Com um legado que ultrapassou 500 obras para o audiovisual, o compositor Ennio Morricone se projetou pelas criações de notas musicais para o spaghetti western e renovou todo o histórico das trilhas sonoras em escala mundial. Ele ganhou, dois anos após a morte, uma homenagem no cinema, com o documentário Ennio, o maestro. O filme que será mostrado hoje, às 18h, no Itaú Cinema Casa Park, teve comando de Giuseppe Tornatore, cineasta de longas como Cinema Paradiso e Malèna. O longa integra a nona edição da 8 1/2 Festa do Cinema Italiano, estendida até 10 de agosto, e que promoverá exibição de uma dúzia de filmes italianos.
Laborador, vigoroso até a morte, aos 91 anos; Morricone conduziu renovados arranjos para músicas de Mina e Paul Anka, viveu humilhações por depender da música para o sustento, sempre foi persistente, defendeu posturas extravagantes e, por vezes, abruptas. O homem que reconsiderou a trajetória artística e eternizou partituras para filmes como A missão, 1900 e Houve uma vez na América cultivou admiradores que vão de Quentin Tarantino aos componentes do Metallica. Ennio levou apenas um Oscar competitivo, ao final da carreira, por Os oito odiados — isso depois da vitória de um Oscar Honorário. Confira, abaixo, a entrevista do Correio com Marco Morricone, filho do maior expoente das trilhas de cinema, no século 20.
Entrevista // Marco Morricone
Quando não estava envolvido com trabalho, que tipo de música fazia a cabeça de Ennio?
Meu pai não ouvia muita música que não a que ele chama de absoluta, ou seja, a música clássica. Em casa também não ouvíamos música. Era proibido ouvir música para não influenciar o ouvido do meu pai. Nem mesmo as músicas que ele criava a gente podia ouvir. A gente tinha muita liberdade, podíamos aprontar o que quiséssemos em casa, pois ele tinha uma capacidade de concentração incrível. A gente podia fazer tudo, menos ouvir música.
Existiam dois profissionais: quando trabalhava na Itália era diferente do criador para os filmes de Hollywood?
Ennio era sempre o mesmo Ennio, um homem absolutamente dedicado aos estudos, a seu trabalho, mas também à família. Claro que a sua formação de vida, sua formação cultural e seus estudos imprimiam em sua música a influência da cultura italiana, mas ele estudou os maiores mestres da música. E isso se revela em seu trabalho, quando ele incorporava Bach a um tema de uma trilha, ou Beethoven a outro tema. Este diálogo entre música para o cinema e música erudita foi uma grande marca de seu trabalho.

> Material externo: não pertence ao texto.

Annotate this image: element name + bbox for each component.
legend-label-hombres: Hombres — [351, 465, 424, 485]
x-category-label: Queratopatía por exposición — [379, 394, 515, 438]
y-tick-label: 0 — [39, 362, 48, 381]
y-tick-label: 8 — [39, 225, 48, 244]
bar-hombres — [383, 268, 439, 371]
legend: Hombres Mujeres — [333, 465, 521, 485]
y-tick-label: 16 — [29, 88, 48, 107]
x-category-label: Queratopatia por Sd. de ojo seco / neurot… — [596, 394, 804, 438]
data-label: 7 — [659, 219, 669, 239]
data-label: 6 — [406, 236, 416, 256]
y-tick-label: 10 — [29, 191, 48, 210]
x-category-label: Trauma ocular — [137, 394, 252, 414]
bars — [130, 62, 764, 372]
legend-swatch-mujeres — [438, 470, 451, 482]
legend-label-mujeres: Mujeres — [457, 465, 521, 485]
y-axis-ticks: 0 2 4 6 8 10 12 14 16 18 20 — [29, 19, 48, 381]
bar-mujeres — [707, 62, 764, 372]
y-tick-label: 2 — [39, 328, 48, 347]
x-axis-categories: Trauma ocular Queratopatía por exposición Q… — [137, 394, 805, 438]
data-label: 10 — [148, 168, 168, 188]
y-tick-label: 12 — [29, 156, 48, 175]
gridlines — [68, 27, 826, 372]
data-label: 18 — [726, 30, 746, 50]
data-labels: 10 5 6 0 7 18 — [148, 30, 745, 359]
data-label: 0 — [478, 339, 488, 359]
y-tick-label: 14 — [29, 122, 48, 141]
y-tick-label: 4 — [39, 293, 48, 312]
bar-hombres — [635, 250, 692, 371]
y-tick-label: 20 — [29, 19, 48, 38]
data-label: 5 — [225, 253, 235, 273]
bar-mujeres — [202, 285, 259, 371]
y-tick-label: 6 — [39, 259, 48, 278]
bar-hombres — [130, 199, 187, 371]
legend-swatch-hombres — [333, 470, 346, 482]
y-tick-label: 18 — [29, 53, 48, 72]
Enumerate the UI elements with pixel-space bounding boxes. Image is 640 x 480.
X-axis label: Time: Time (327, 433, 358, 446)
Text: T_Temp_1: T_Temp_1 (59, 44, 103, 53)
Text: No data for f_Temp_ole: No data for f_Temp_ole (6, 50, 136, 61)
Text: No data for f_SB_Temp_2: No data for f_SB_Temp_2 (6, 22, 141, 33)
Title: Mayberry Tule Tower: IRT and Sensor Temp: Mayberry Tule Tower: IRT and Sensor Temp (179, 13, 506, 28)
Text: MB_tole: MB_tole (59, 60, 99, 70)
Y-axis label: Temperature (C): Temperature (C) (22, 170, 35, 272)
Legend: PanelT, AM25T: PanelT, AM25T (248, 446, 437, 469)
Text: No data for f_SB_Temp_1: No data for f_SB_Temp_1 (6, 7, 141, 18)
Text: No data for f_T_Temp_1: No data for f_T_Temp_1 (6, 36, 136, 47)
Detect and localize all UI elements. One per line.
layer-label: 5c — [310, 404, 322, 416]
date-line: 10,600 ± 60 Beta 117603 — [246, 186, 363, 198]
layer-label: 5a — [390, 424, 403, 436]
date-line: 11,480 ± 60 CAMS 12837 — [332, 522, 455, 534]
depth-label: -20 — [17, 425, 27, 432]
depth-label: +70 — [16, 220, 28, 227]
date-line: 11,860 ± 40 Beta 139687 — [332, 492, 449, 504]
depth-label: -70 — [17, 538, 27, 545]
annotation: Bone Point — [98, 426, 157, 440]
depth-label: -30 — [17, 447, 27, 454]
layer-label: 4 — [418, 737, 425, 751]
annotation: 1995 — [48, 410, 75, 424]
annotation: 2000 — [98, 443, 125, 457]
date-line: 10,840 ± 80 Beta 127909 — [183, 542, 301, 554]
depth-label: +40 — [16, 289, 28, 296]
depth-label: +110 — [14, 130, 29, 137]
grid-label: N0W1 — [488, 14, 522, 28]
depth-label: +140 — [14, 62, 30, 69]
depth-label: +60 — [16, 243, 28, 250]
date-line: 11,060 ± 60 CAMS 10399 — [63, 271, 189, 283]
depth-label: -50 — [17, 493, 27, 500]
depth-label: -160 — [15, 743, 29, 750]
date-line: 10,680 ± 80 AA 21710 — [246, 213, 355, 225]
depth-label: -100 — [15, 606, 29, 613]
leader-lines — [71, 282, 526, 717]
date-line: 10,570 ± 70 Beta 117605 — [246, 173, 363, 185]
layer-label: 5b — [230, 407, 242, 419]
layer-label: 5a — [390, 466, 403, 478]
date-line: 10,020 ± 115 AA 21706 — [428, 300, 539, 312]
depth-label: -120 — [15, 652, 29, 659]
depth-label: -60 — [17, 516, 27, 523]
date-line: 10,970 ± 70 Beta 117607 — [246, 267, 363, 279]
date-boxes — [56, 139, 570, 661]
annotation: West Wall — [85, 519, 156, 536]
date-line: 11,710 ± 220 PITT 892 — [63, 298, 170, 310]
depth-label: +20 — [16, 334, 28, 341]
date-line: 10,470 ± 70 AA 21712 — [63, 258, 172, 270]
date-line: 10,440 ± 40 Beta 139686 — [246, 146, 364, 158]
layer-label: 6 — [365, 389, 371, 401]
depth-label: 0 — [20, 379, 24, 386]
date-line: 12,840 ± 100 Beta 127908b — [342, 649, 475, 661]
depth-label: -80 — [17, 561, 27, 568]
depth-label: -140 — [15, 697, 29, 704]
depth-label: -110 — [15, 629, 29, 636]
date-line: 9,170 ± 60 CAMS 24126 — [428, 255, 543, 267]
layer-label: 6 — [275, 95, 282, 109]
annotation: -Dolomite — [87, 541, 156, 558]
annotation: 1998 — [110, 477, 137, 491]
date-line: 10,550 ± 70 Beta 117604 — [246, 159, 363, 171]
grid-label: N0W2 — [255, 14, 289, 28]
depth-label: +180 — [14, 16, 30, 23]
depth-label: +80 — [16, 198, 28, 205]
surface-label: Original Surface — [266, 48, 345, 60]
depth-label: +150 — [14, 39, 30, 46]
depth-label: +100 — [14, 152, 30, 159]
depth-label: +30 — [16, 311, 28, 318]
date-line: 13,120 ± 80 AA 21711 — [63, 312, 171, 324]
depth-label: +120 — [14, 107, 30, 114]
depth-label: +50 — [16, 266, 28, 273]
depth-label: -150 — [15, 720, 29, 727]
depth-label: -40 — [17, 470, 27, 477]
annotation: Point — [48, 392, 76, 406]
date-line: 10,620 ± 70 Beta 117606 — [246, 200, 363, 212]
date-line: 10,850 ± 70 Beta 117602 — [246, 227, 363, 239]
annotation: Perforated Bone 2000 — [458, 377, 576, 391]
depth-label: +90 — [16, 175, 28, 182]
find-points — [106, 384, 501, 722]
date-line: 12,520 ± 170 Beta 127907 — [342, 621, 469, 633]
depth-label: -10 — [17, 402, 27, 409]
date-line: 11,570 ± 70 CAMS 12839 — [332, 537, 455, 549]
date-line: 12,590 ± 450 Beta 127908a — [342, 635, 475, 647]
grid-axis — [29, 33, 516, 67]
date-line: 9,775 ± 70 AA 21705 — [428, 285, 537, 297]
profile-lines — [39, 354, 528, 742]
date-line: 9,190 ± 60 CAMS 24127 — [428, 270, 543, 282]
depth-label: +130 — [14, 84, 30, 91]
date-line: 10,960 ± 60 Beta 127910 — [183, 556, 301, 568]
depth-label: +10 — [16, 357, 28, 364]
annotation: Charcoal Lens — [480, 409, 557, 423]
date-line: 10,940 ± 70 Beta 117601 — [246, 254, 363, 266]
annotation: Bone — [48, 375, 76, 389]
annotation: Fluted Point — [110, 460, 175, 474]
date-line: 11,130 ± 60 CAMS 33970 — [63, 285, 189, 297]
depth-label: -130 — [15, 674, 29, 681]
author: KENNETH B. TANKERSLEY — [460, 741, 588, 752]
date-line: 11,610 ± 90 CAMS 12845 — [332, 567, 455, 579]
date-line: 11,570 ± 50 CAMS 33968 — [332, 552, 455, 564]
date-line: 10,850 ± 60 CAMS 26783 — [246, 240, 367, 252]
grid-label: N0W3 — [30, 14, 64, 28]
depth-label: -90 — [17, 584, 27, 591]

Como ele assumia a responsabilidade do peso atrelado ao seu nome? E o que ele achava de premiações?
Ele realmente passou a sentir o peso de seu nome e reconhecimento no exterior quando começou a viajar em turnê, ao sentir o carinho do público. Eu me lembro de um concerto em Londres em que ele, até pouco antes de entrar no palco, estava com medo de que não fosse ninguém. E ele ficava me pedido para ir checar se chegava alguém. E, veja só, o concerto estava completamente lotado. Ele não ligava para os prêmios. Quer dizer, claro que ficava feliz, honrado com o reconhecimento, mas era consequência. Sua preocupação, inclusive quando ganhou o Oscar, era seu trabalho. Quando criava música para os filmes, sua preocupação era encontrar, criar a música certa, a música que melhor contasse aquela história.
Que compositores em particular inspiraram Ennio?
Difícil reduzir a um ou outro compositor. Ele tinha muitas referências, estudou muito e com afinco. Nunca parou de estudar. Mas certamente Igor Stravinsky, Bach, Beethoven e seu professor e mestre Goffredo Petrassi, e também o trabalho que fazia com o Gruppo di Improvvisazione Nuova Consonanza, pesquisando a música contemporânea e de vanguarda, eram influências fortíssimas.